Overrides are merged key by key: any value you don’t set keeps its default.

Common Examples

Stricter IAM hygiene for AWS: 
aws:
  max_unused_access_keys_days: 30
  max_console_access_days: 30
  max_unused_sagemaker_access_days: 45
Raise Azure Defender attack-path sensitivity: 
azure:
  defender_attack_path_minimal_risk_level: "Critical"
Tighten GCP storage retention and key rotation: 
gcp:
  storage_min_retention_days: 30
  secretmanager_max_rotation_days: 30

Troubleshooting

Save is disabled. The YAML has a syntax error (or the field is empty). Fix the Invalid YAML format message shown beneath the editor.
An inline error appears after saving.
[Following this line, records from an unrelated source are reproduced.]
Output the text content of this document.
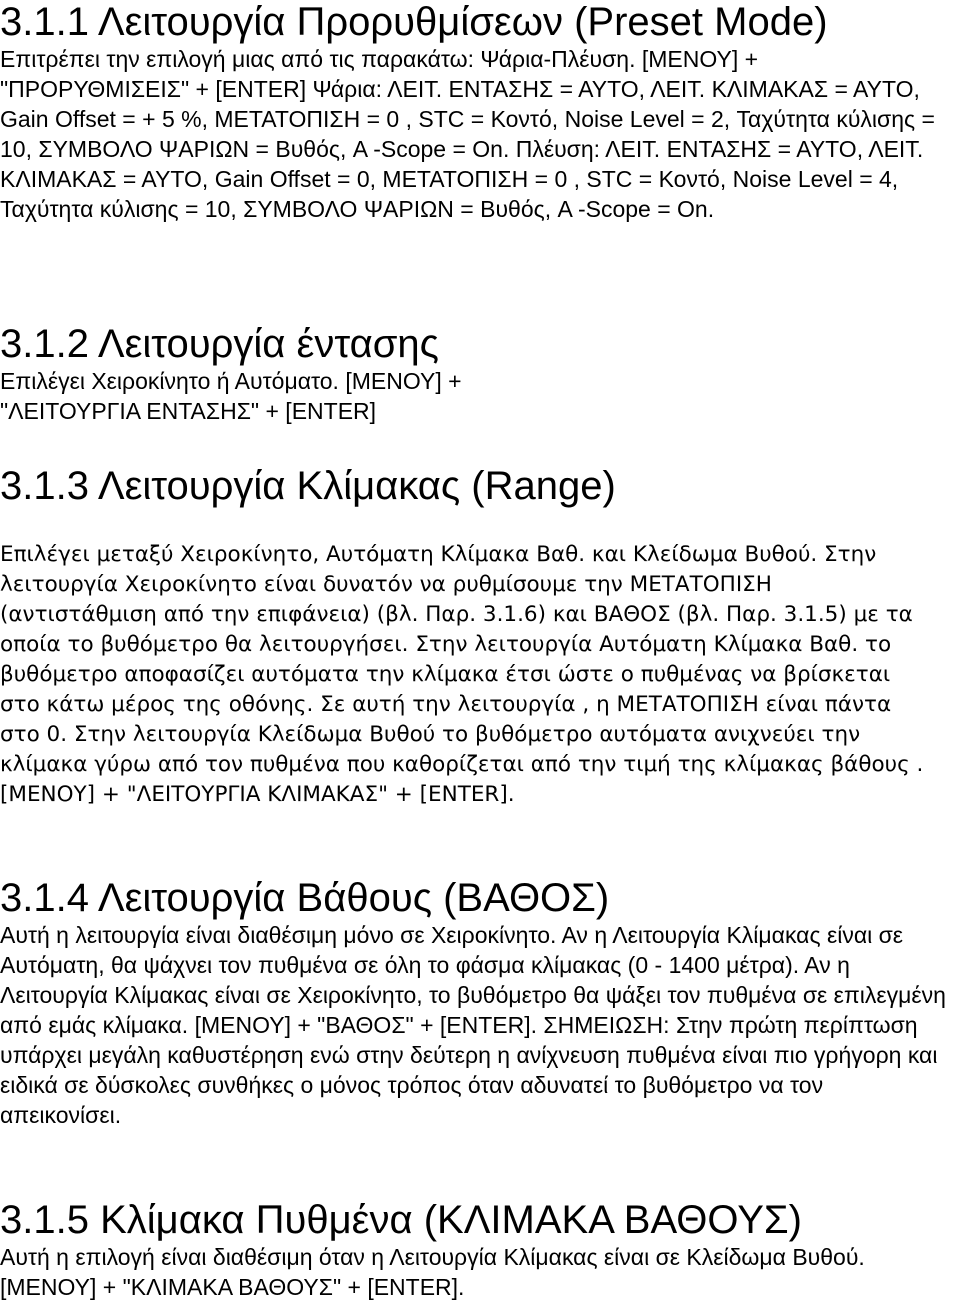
3.1.1 Λειτουργία Προρυθμίσεων (Preset Mode)

Επιτρέπει την επιλογή μιας από τις παρακάτω: Ψάρια-Πλέυση. [ΜΕΝΟΥ] + "ΠΡΟΡΥΘΜΙΣΕΙΣ" + [ENTER] Ψάρια: ΛΕΙΤ. ΕΝΤΑΣΗΣ = ΑΥΤΟ, ΛΕΙΤ. ΚΛΙΜΑΚΑΣ = ΑΥΤΟ, Gain Offset = + 5 %, ΜΕΤΑΤΟΠΙΣΗ = 0 , STC = Κοντό, Noise Level = 2, Ταχύτητα κύλισης = 10, ΣΥΜΒΟΛΟ ΨΑΡΙΩΝ = Βυθός, A -Scope = On. Πλέυση: ΛΕΙΤ. ΕΝΤΑΣΗΣ = ΑΥΤΟ, ΛΕΙΤ. ΚΛΙΜΑΚΑΣ = ΑΥΤΟ, Gain Offset = 0, ΜΕΤΑΤΟΠΙΣΗ = 0 , STC = Κοντό, Noise Level = 4, Ταχύτητα κύλισης = 10, ΣΥΜΒΟΛΟ ΨΑΡΙΩΝ = Βυθός, A -Scope = On.

3.1.2 Λειτουργία έντασης

Επιλέγει Χειροκίνητο ή Αυτόματο. [ΜΕΝΟΥ] + "ΛΕΙΤΟΥΡΓΙΑ ΕΝΤΑΣΗΣ" + [ENTER]

3.1.3 Λειτουργία Κλίμακας (Range)

Επιλέγει μεταξύ Χειροκίνητο, Αυτόματη Κλίμακα Βαθ. και Κλείδωμα Βυθού. Στην λειτουργία Χειροκίνητο είναι δυνατόν να ρυθμίσουμε την ΜΕΤΑΤΟΠΙΣΗ (αντιστάθμιση από την επιφάνεια) (βλ. Παρ. 3.1.6) και ΒΑΘΟΣ (βλ. Παρ. 3.1.5) με τα οποία το βυθόμετρο θα λειτουργήσει. Στην λειτουργία Αυτόματη Κλίμακα Βαθ. το βυθόμετρο αποφασίζει αυτόματα την κλίμακα έτσι ώστε ο πυθμένας να βρίσκεται στο κάτω μέρος της οθόνης. Σε αυτή την λειτουργία , η ΜΕΤΑΤΟΠΙΣΗ είναι πάντα στο 0. Στην λειτουργία Κλείδωμα Βυθού το βυθόμετρο αυτόματα ανιχνεύει την κλίμακα γύρω από τον πυθμένα που καθορίζεται από την τιμή της κλίμακας βάθους . [ΜΕΝΟΥ] + "ΛΕΙΤΟΥΡΓΙΑ ΚΛΙΜΑΚΑΣ" + [ENTER].

3.1.4 Λειτουργία Βάθους (ΒΑΘΟΣ)

Αυτή η λειτουργία είναι διαθέσιμη μόνο σε Χειροκίνητο. Αν η Λειτουργία Κλίμακας είναι σε Αυτόματη, θα ψάχνει τον πυθμένα σε όλη το φάσμα κλίμακας (0 - 1400 μέτρα). Αν η Λειτουργία Κλίμακας είναι σε Χειροκίνητο, το βυθόμετρο θα ψάξει τον πυθμένα σε επιλεγμένη από εμάς κλίμακα. [ΜΕΝΟΥ] + "ΒΑΘΟΣ" + [ENTER]. ΣΗΜΕΙΩΣΗ: Στην πρώτη περίπτωση υπάρχει μεγάλη καθυστέρηση ενώ στην δεύτερη η ανίχνευση πυθμένα είναι πιο γρήγορη και ειδικά σε δύσκολες συνθήκες ο μόνος τρόπος όταν αδυνατεί το βυθόμετρο να τον απεικονίσει.

3.1.5 Κλίμακα Πυθμένα (ΚΛΙΜΑΚΑ ΒΑΘΟΥΣ)

Αυτή η επιλογή είναι διαθέσιμη όταν η Λειτουργία Κλίμακας είναι σε Κλείδωμα Βυθού. [ΜΕΝΟΥ] + "ΚΛΙΜΑΚΑ ΒΑΘΟΥΣ" + [ENTER].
The server rejected a value (out of range or not an allowed enum). The message names the exact path, e.g. aws.max_unused_access_keys_days: .... Correct the value and save again.
A provider doesn’t appear in the selector. It’s already attached to another Scan Configuration. Detach it there first, or use the provider row menu to move it.
My override doesn’t seem to apply. Check indentation (provider keys must be nested under their section) and key spelling — unknown keys are silently accepted. Compare against config.yaml.